Tenya felt a cold shiver run down his spine. The thought of his brother being seconds away from death weighted on his chest.
"But I was saved," Tensei continued, his gaze drifting back to the horizon.
"By two of the strangest individuals I've ever seen. One was a man in a weir d costume, he grabbed me and started running. He kept arguing with himself, shouting about random stuff"
"And with him, was a girl, blonde hair and messy buns. Probably the same age as you. She was standing her ground against the Hero Killer, holding a handgun, providing time for us to get away"
"A girl my age? Were they pro Heroes!" Tenya gasped.
"No. To be honest, I have no idea who they were. But the girl said something about having a 'Boss', so they are probably some group of vigilantes"
He tightened his grip on Tenya's shoulder.
"The reason I'm telling you this now is because Stain still out there. He doesn't go after civilians, but if you run into him don't get any stupid ideas, just run away and call a Hero agency."
"Understood." Tenya said.
The words Haruto had spoken then—words Tenya had dismissed as the ramblings of a class clown—now rang in his ears.

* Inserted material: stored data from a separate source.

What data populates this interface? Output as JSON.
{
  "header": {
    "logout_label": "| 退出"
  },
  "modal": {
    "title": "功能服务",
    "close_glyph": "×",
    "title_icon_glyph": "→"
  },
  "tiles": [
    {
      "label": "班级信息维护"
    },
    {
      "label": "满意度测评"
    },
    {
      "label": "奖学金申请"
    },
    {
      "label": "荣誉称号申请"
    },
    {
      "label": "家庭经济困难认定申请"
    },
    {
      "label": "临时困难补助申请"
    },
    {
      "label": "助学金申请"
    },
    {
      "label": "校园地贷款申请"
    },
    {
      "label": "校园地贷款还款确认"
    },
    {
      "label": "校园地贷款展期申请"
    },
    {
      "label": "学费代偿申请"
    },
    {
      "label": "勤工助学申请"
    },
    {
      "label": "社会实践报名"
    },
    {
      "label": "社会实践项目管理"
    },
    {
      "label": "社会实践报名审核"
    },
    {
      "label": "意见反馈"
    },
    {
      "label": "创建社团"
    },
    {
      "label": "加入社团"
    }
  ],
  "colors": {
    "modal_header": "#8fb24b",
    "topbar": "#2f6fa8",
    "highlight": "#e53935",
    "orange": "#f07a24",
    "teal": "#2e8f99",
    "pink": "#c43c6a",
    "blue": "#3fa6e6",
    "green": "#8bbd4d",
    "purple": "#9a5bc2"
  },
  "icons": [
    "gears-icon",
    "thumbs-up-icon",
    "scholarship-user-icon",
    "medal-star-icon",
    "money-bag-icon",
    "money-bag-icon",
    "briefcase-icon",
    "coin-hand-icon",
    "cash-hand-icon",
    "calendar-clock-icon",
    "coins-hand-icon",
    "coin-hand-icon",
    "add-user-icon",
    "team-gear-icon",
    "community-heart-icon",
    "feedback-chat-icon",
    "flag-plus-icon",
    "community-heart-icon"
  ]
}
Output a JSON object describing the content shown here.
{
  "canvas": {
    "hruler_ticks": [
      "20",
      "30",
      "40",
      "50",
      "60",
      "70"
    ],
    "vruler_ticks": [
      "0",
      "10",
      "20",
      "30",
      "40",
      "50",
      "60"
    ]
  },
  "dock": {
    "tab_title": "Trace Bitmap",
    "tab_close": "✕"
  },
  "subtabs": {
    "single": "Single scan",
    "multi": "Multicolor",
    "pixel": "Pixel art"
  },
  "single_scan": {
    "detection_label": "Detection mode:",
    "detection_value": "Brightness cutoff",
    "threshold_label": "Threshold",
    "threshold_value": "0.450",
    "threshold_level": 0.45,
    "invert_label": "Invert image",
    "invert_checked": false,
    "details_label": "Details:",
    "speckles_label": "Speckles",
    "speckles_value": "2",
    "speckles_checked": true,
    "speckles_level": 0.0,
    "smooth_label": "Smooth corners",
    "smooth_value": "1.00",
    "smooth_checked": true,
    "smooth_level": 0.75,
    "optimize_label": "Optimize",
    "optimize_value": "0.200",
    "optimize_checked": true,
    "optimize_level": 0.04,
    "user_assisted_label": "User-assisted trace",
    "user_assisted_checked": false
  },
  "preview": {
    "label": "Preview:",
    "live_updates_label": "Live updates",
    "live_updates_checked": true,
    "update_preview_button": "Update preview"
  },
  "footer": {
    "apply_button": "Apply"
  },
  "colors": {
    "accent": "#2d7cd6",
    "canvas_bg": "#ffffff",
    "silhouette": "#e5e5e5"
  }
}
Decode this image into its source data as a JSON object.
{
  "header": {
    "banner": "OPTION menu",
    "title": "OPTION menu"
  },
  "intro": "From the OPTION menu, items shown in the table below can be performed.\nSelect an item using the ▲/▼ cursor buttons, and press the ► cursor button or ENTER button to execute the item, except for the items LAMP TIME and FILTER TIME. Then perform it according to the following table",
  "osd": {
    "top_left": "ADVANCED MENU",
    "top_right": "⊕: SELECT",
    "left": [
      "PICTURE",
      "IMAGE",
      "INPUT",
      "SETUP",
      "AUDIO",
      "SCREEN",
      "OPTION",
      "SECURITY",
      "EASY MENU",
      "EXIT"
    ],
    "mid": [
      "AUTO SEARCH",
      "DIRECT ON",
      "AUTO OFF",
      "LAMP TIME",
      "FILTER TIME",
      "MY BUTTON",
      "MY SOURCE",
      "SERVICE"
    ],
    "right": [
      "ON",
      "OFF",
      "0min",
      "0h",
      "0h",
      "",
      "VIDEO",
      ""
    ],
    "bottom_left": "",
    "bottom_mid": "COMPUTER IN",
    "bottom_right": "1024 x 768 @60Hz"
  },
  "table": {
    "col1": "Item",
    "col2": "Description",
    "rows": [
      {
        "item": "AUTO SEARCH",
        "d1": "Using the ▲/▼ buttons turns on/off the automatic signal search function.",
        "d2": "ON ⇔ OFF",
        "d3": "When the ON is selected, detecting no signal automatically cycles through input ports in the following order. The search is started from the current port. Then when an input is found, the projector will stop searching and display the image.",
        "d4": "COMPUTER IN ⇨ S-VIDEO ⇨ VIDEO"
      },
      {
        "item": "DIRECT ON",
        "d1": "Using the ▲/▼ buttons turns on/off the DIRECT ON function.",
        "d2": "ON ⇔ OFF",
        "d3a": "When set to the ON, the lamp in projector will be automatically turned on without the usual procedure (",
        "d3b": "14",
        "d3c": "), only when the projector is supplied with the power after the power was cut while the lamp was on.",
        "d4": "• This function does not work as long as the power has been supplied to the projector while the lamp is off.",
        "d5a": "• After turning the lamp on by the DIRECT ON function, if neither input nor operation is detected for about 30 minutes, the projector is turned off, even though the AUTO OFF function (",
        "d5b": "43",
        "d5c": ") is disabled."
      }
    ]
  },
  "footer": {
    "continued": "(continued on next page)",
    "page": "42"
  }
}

Hypothetical. Your brother. Tensei. Great guy. Loves justice. One day, a villain hurts him bad. The system moves like a grandma in the left lane. What do you do, Iida? Trust in the process? Or go full John Wick?
'Is it a coincidence?' Tenya thought.
"Tenya? You're lagging behind!" Tensei called out, glancing back with a grin. "Don't tell me your engines are overheating already!"
"Coming, Brother!" Tenya shouted back, pushing his engines to catch up.